Neither 100% cake nor 100% a bread ‘strawberry bread’ sits half way between the two. The smell of cooking strawberries and vanilla wafts through the kitchen and leaves you clambering at the oven door waiting for it to emerge. Based on a soda bread this is an easy to make method, the sweetness of the strawberries and the edge of the soda bread create a lovely balance. The melon seeds add a needed crunch and most importantly oats keep you filled up for longer.
150g pure oats
150g gf doves farm flour
50g live yoghurt
25g isapghol seeds dehusked
75g peeled melon seeds
1 teaspoon of salt
1 teaspoon of bicarbonate of soda
1 teaspoon of vanilla extract
25g butter or margarine
4 tablespoons of milk
1 punnet of strawberries
Preheat the oven to 200 degrees.
First of all toast the peeled melon seeds in a heavy based frying pan until they begin to pop and are golden in colour.
Place all the ingredients with the exception of the strawberries and the milk, in a bowl and mix together. Then pour in the milk and leave to stand for a couple of minutes. The oats will soak up the milk quite quickly.

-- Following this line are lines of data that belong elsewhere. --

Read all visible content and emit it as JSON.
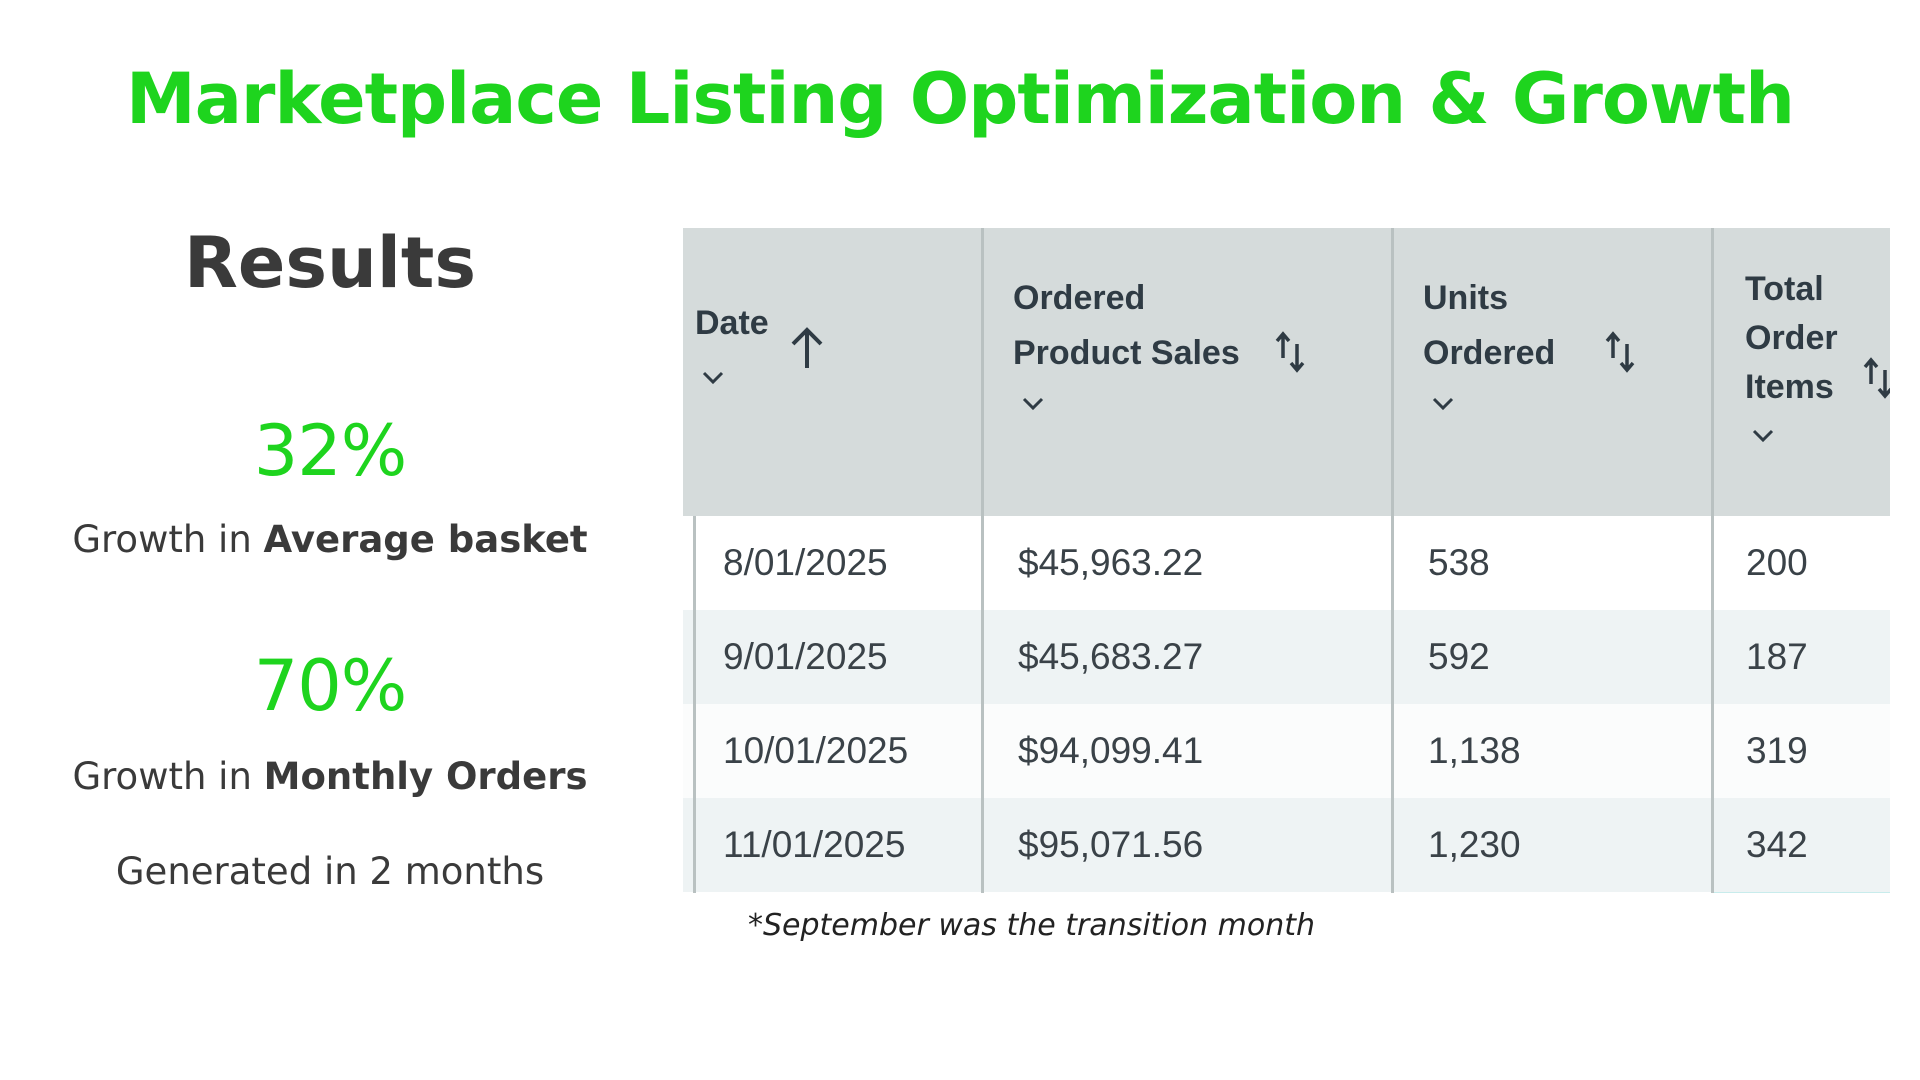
{
  "slide": {
    "title": "Marketplace Listing Optimization & Growth",
    "accent_color": "#1ed41e"
  },
  "results": {
    "heading": "Results",
    "stats": [
      {
        "value": "32%",
        "caption_prefix": "Growth in ",
        "caption_bold": "Average basket"
      },
      {
        "value": "70%",
        "caption_prefix": "Growth in ",
        "caption_bold": "Monthly Orders"
      }
    ],
    "generated": "Generated in 2 months"
  },
  "table": {
    "header_bg": "#d5dbdb",
    "highlight_color": "#c8ecec",
    "columns": [
      {
        "label": "Date",
        "sort_icon": "arrow-up-icon",
        "dropdown_icon": "chevron-down-icon"
      },
      {
        "label": "Ordered Product Sales",
        "sort_icon": "sort-updown-icon",
        "dropdown_icon": "chevron-down-icon"
      },
      {
        "label": "Units Ordered",
        "sort_icon": "sort-updown-icon",
        "dropdown_icon": "chevron-down-icon"
      },
      {
        "label": "Total Order Items",
        "sort_icon": "sort-updown-icon",
        "dropdown_icon": "chevron-down-icon"
      }
    ],
    "header_lines": {
      "date": [
        "Date"
      ],
      "sales": [
        "Ordered",
        "Product Sales"
      ],
      "units": [
        "Units",
        "Ordered"
      ],
      "items": [
        "Total",
        "Order",
        "Items"
      ]
    },
    "rows": [
      {
        "date": "8/01/2025",
        "sales": "$45,963.22",
        "units": "538",
        "items": "200"
      },
      {
        "date": "9/01/2025",
        "sales": "$45,683.27",
        "units": "592",
        "items": "187"
      },
      {
        "date": "10/01/2025",
        "sales": "$94,099.41",
        "units": "1,138",
        "items": "319"
      },
      {
        "date": "11/01/2025",
        "sales": "$95,071.56",
        "units": "1,230",
        "items": "342"
      }
    ]
  },
  "footnote": "*September was the transition month"
}
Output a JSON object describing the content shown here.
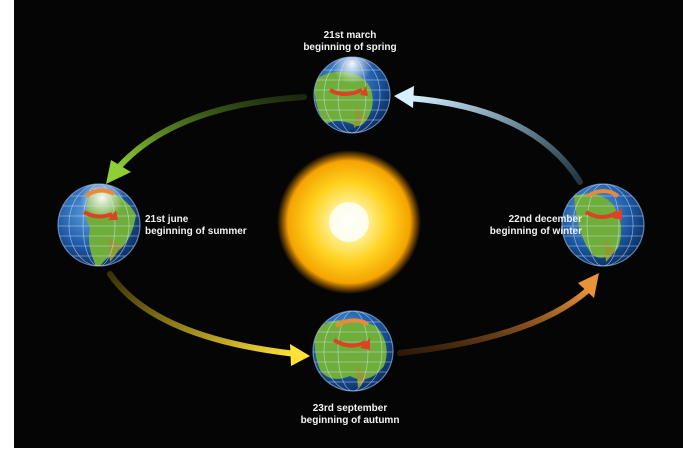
{
  "labels": {
    "march": {
      "date": "21st march",
      "season": "beginning of spring"
    },
    "june": {
      "date": "21st june",
      "season": "beginning of summer"
    },
    "september": {
      "date": "23rd september",
      "season": "beginning of autumn"
    },
    "december": {
      "date": "22nd december",
      "season": "beginning of winter"
    }
  },
  "colors": {
    "background": "#050505",
    "sun_core": "#fffbe6",
    "sun_mid": "#ffd21f",
    "sun_edge": "#f08a00",
    "arrow_march_to_june": "#7fb82f",
    "arrow_june_to_september": "#f5d21a",
    "arrow_september_to_december": "#d9852b",
    "arrow_december_to_march": "#bfe3f5",
    "ocean": "#1e5aa6",
    "land": "#6fae3a",
    "spin_arrow": "#d94425"
  },
  "icons": {
    "sun": "sun-icon",
    "earth": "earth-globe-icon",
    "rotation": "rotation-arrow-icon"
  }
}
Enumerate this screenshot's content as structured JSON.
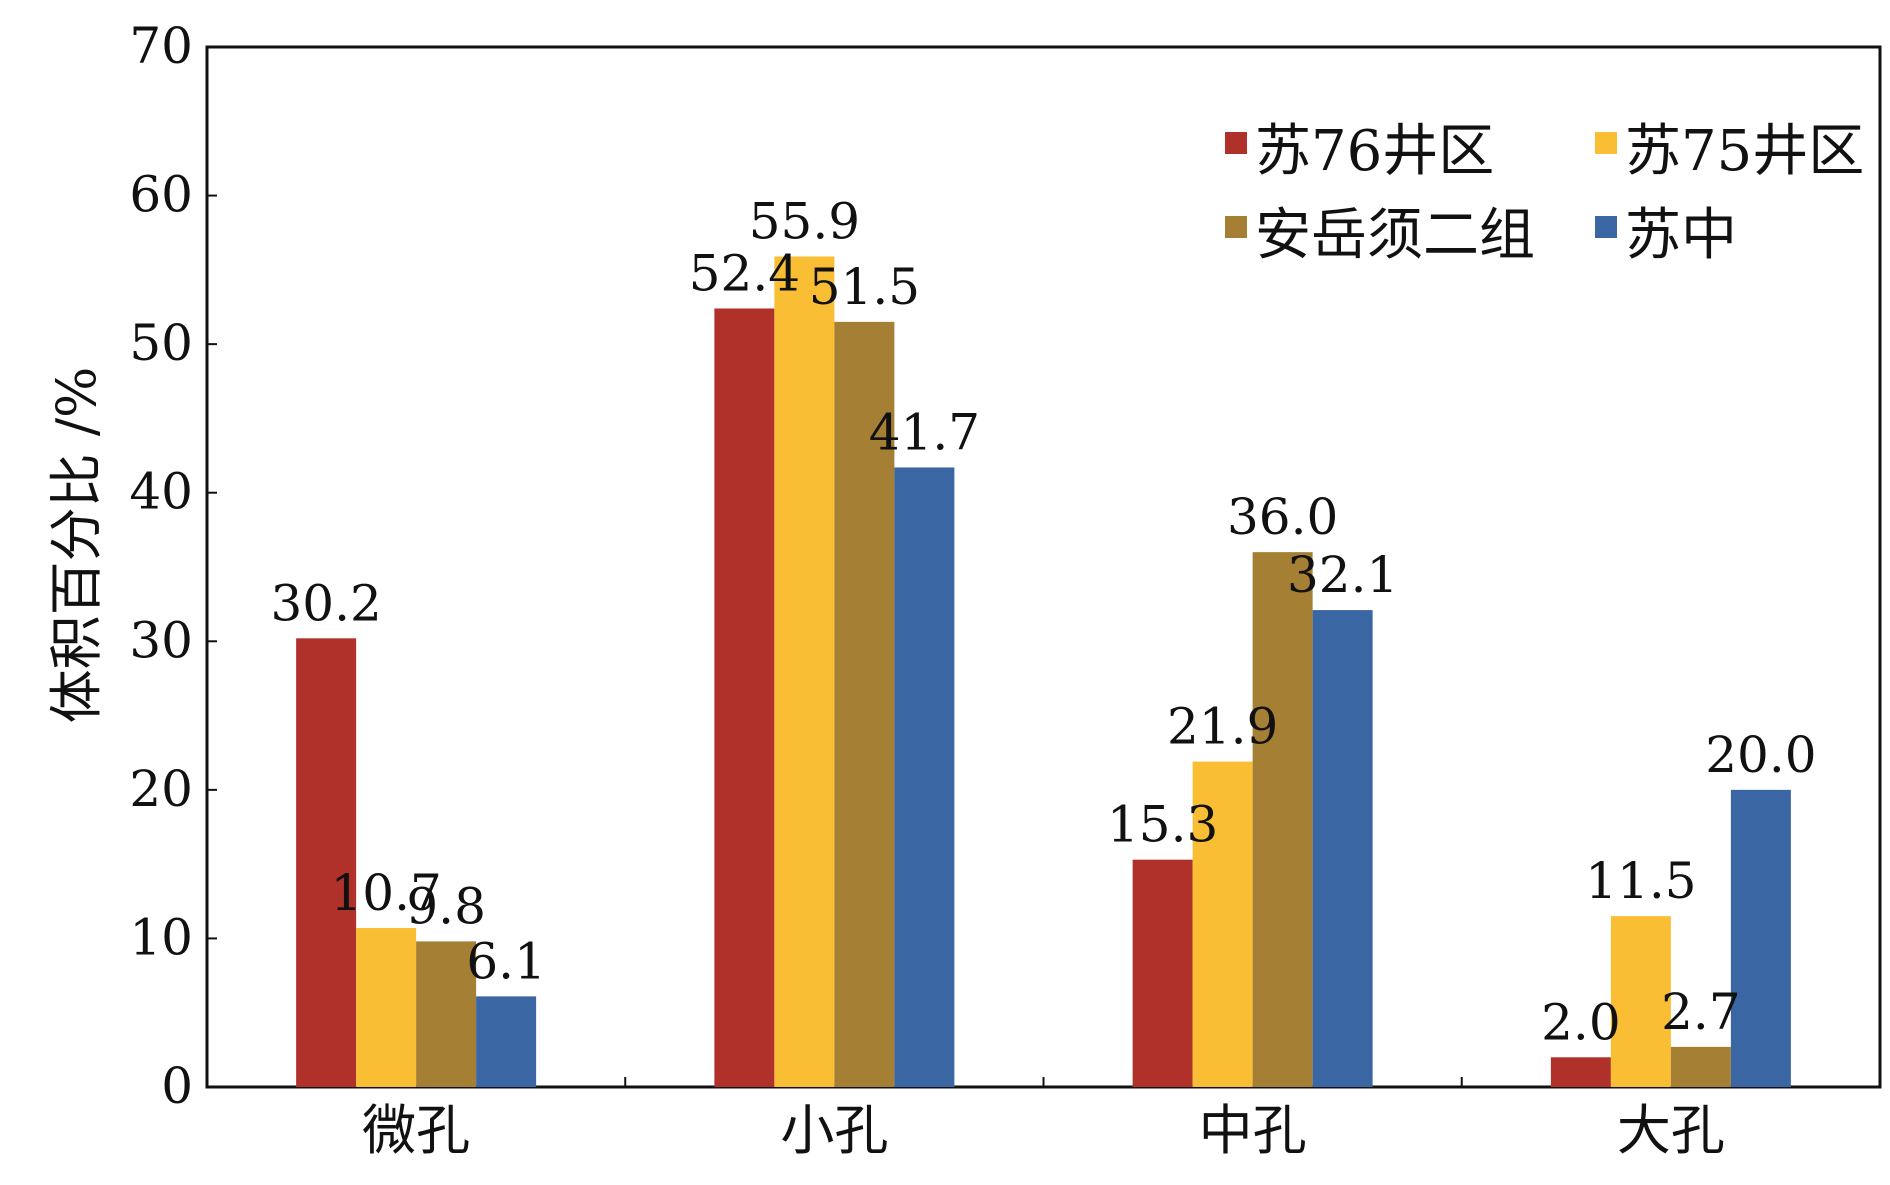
{
  "chart_data": {
    "type": "bar",
    "ylabel": "体积百分比 /%",
    "xlabel": "",
    "title": "",
    "ylim": [
      0,
      70
    ],
    "yticks": [
      0,
      10,
      20,
      30,
      40,
      50,
      60,
      70
    ],
    "grid": false,
    "legend_position": "top-right",
    "categories": [
      "微孔",
      "小孔",
      "中孔",
      "大孔"
    ],
    "series": [
      {
        "name": "苏76井区",
        "color": "#b0302a",
        "values": [
          30.2,
          52.4,
          15.3,
          2.0
        ]
      },
      {
        "name": "苏75井区",
        "color": "#f9be34",
        "values": [
          10.7,
          55.9,
          21.9,
          11.5
        ]
      },
      {
        "name": "安岳须二组",
        "color": "#a47f34",
        "values": [
          9.8,
          51.5,
          36.0,
          2.7
        ]
      },
      {
        "name": "苏中",
        "color": "#3a67a4",
        "values": [
          6.1,
          41.7,
          32.1,
          20.0
        ]
      }
    ],
    "data_labels": [
      [
        "30.2",
        "52.4",
        "15.3",
        "2.0"
      ],
      [
        "10.7",
        "55.9",
        "21.9",
        "11.5"
      ],
      [
        "9.8",
        "51.5",
        "36.0",
        "2.7"
      ],
      [
        "6.1",
        "41.7",
        "32.1",
        "20.0"
      ]
    ]
  }
}
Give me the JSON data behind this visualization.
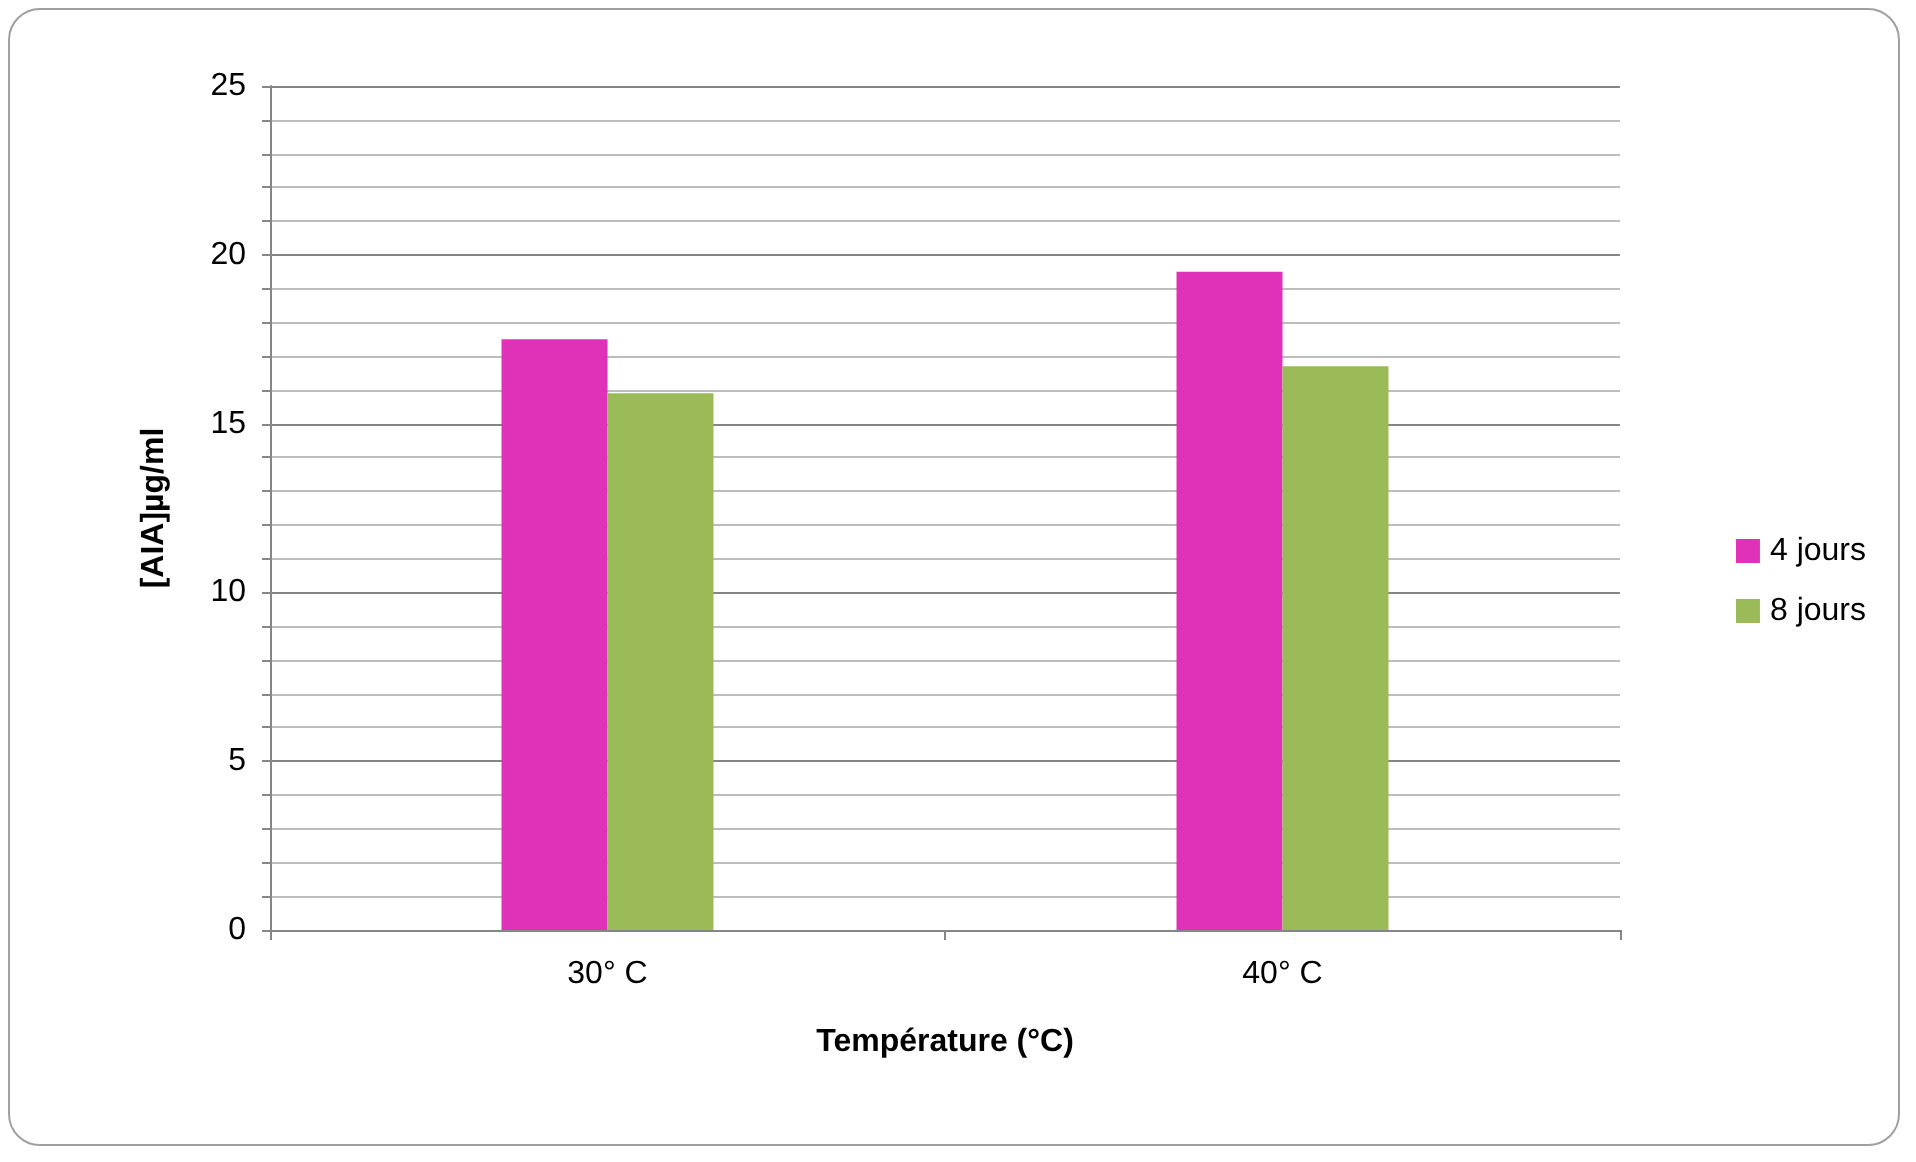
{
  "chart_data": {
    "type": "bar",
    "xlabel": "Température (°C)",
    "ylabel": "[AIA]µg/ml",
    "categories": [
      "30° C",
      "40° C"
    ],
    "series": [
      {
        "name": "4 jours",
        "color": "#e032b8",
        "values": [
          17.5,
          19.5
        ]
      },
      {
        "name": "8 jours",
        "color": "#9bbb59",
        "values": [
          15.9,
          16.7
        ]
      }
    ],
    "ylim": [
      0,
      25
    ],
    "yticks": [
      0,
      {
        "value": 1,
        "label": null
      },
      {
        "value": 2,
        "label": null
      },
      {
        "value": 3,
        "label": null
      },
      {
        "value": 4,
        "label": null
      },
      5,
      {
        "value": 6,
        "label": null
      },
      {
        "value": 7,
        "label": null
      },
      {
        "value": 8,
        "label": null
      },
      {
        "value": 9,
        "label": null
      },
      10,
      {
        "value": 11,
        "label": null
      },
      {
        "value": 12,
        "label": null
      },
      {
        "value": 13,
        "label": null
      },
      {
        "value": 14,
        "label": null
      },
      15,
      {
        "value": 16,
        "label": null
      },
      {
        "value": 17,
        "label": null
      },
      {
        "value": 18,
        "label": null
      },
      {
        "value": 19,
        "label": null
      },
      20,
      {
        "value": 21,
        "label": null
      },
      {
        "value": 22,
        "label": null
      },
      {
        "value": 23,
        "label": null
      },
      {
        "value": 24,
        "label": null
      },
      25
    ],
    "grid": "y",
    "legend": "right"
  }
}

Then wash the strawberries, trimming their leaves, chop in halves (if small) or quarters (if large) then fold into the mix trying not to squash them but making sure to evenly distribute them.
Using a silicone baking sheet to cover a metal sheet pan and sprinkle with a little flour. Then place the toasted melon seeds on top of the flour. Place the mix on top of the melon seeds. You can lift the silicone baking sheet to help shape the bread and make it look tidy but it should be stiff enough to hold a position.
Bake for approximately 1 hour. It will be ready when the bread is golden, a crust has formed and the strawberries are oozing their juices.
Cool before serving with or without butter.